Steve Sunderman, architect and president of Terrazia, said the audits will provide suggestions that could cut energy cost for schools.
Ten-year-old Jamie Burton said she thinks a million dollars is a lot of money. The Glenvar Elementary School fifth-grader guessed that's how much Roanoke County schools spends annually on electricity, gas and water.
Director of Operations Marty Misicko said the school division actually spends closer to $2 million per year on utilities.
"If you can save just a little bit ... 10 percent even, that would be $200,000," Steve Sunderman, a Roanoke architect, told a small group of Glenvar students Monday morning.
Electrical engineer Stephen Knox and mechanical engineer Raymond Slaughter, both from Roanoke Cement Co., joined Sunderman to conduct an energy audit of the school. Glenvar is one of four public schools in Southwest Virginia receiving free audits through the U.S. Green Building Council Green Schools Challenges.
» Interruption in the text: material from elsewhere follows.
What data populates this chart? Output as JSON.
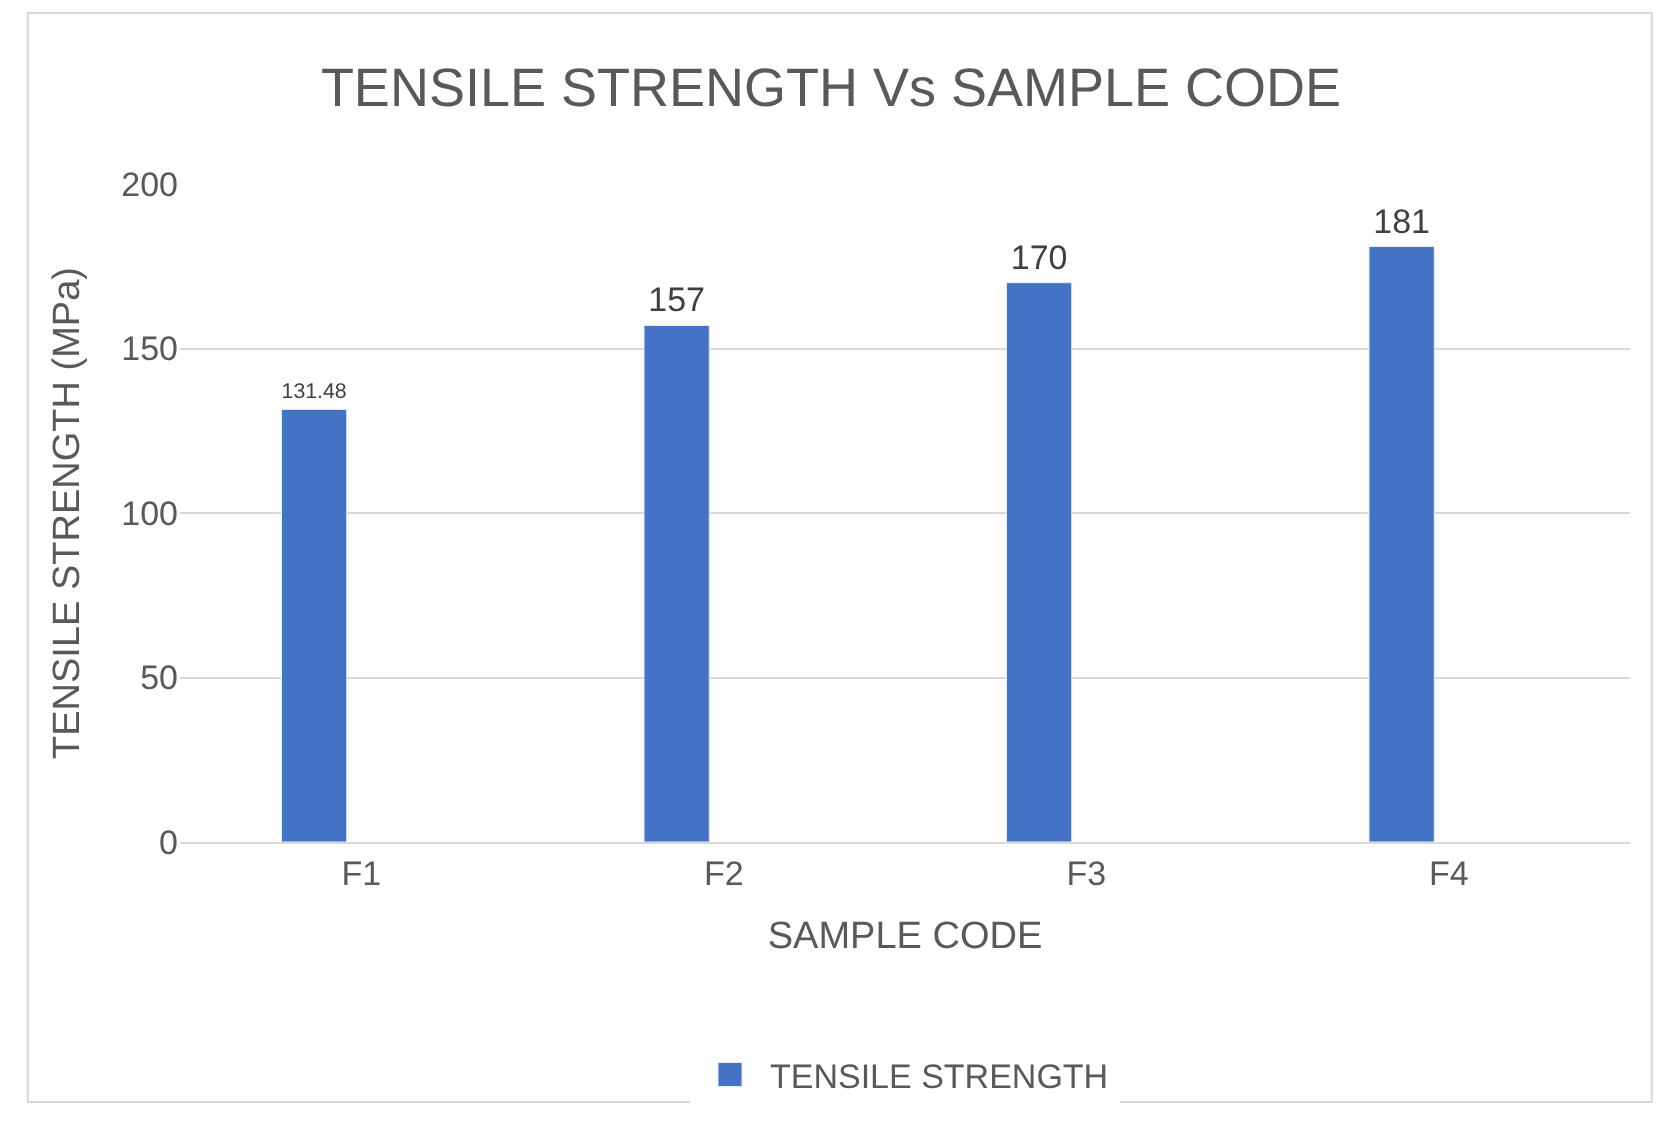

"The idea is to look at the schools and give suggestions," Sunderman said.
The audit team met with students to discuss energy conservation before taking a tour of the facility and examining its operating systems. The trio praised several conservation measures already in place from a previously enacted energy performance contract, including:
-- Heating and cooling system controls that can be regulated from a central office computer.
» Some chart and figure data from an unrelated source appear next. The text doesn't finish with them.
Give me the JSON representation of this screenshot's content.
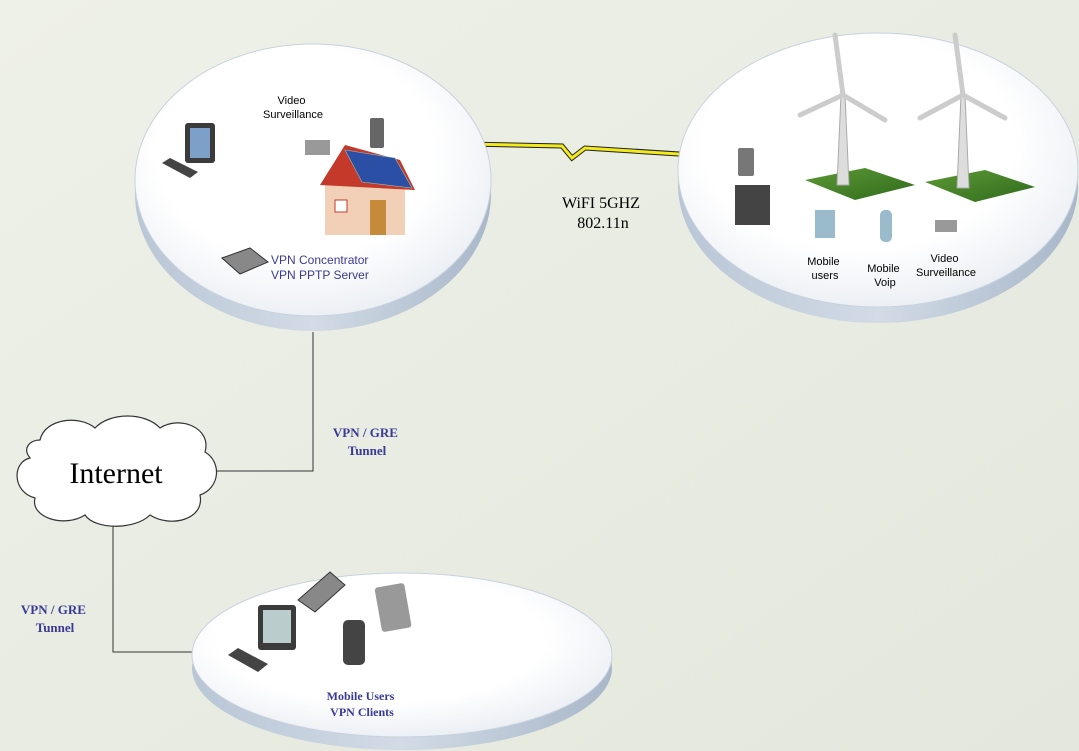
{
  "site": {
    "camera_label": [
      "Video",
      "Surveillance"
    ],
    "server_label": [
      "VPN Concentrator",
      "VPN PPTP Server"
    ]
  },
  "link": {
    "label": [
      "WiFI 5GHZ",
      "802.11n"
    ]
  },
  "remote": {
    "labels": [
      [
        "Mobile",
        "users"
      ],
      [
        "Mobile",
        "Voip"
      ],
      [
        "Video",
        "Surveillance"
      ]
    ]
  },
  "tunnels": [
    [
      "VPN / GRE",
      "Tunnel"
    ],
    [
      "VPN / GRE",
      "Tunnel"
    ]
  ],
  "internet": {
    "label": "Internet"
  },
  "clients": {
    "label": [
      "Mobile Users",
      "VPN Clients"
    ]
  }
}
-- Replacing light bulbs and ballasts with more efficient products.
-- Installing water restrictive faucet valves to reduce the flow rate.
-- Equipping soda machines with vending misers, which are motion sensors used to kick the machines into conservation mode.
"If no one uses the machine from 4 p.m., it [the vending miser] cuts down on the energy used. Not to let the sodas get warm but so the compressor doesn't kick on," Misicko said.
According to Tufts University's Office of Sustainability website, a vending miser in a pilot program there saved 33 kilowatt-hours in a week -- about half as many as a machine without a vending miser used in a week. A quick Web search indicates the devices sell for $130 to $200 each.
"As far as what they're already doing, a lot of what they're doing is fantastic," Knox said during the audit.
He pointed to a couple of doors where daylight could be seen in the gap between the door and the floor. Knox said one recommendation he planned to make is the installation or replacement of weather stripping around exterior doors.
"That's a real inexpensive thing," Knox said.
Slaughter was impressed with the condition of the pipe insulation in the boiler room.
"This is dry, not wet. And well-wrapped," he said. "It is very easy to get wet, and people just let it go."
Slaughter said he may recommend the school install timers on the drinking fountains to keep the units' small air compressors from running all night when the school is unoccupied. While the recommendation may come with an upfront cost, there is a potential for long-term savings, he said.
The audit team will compile its findings and make recommendations to the student team.
"We would like you to find a way to share it with the rest of the school and the school board," Sunderman told the students Monday.
Glenvar Elementary was built in 1959 and there were additions in the 1960s and 1970s, according to Principal Danny Guard.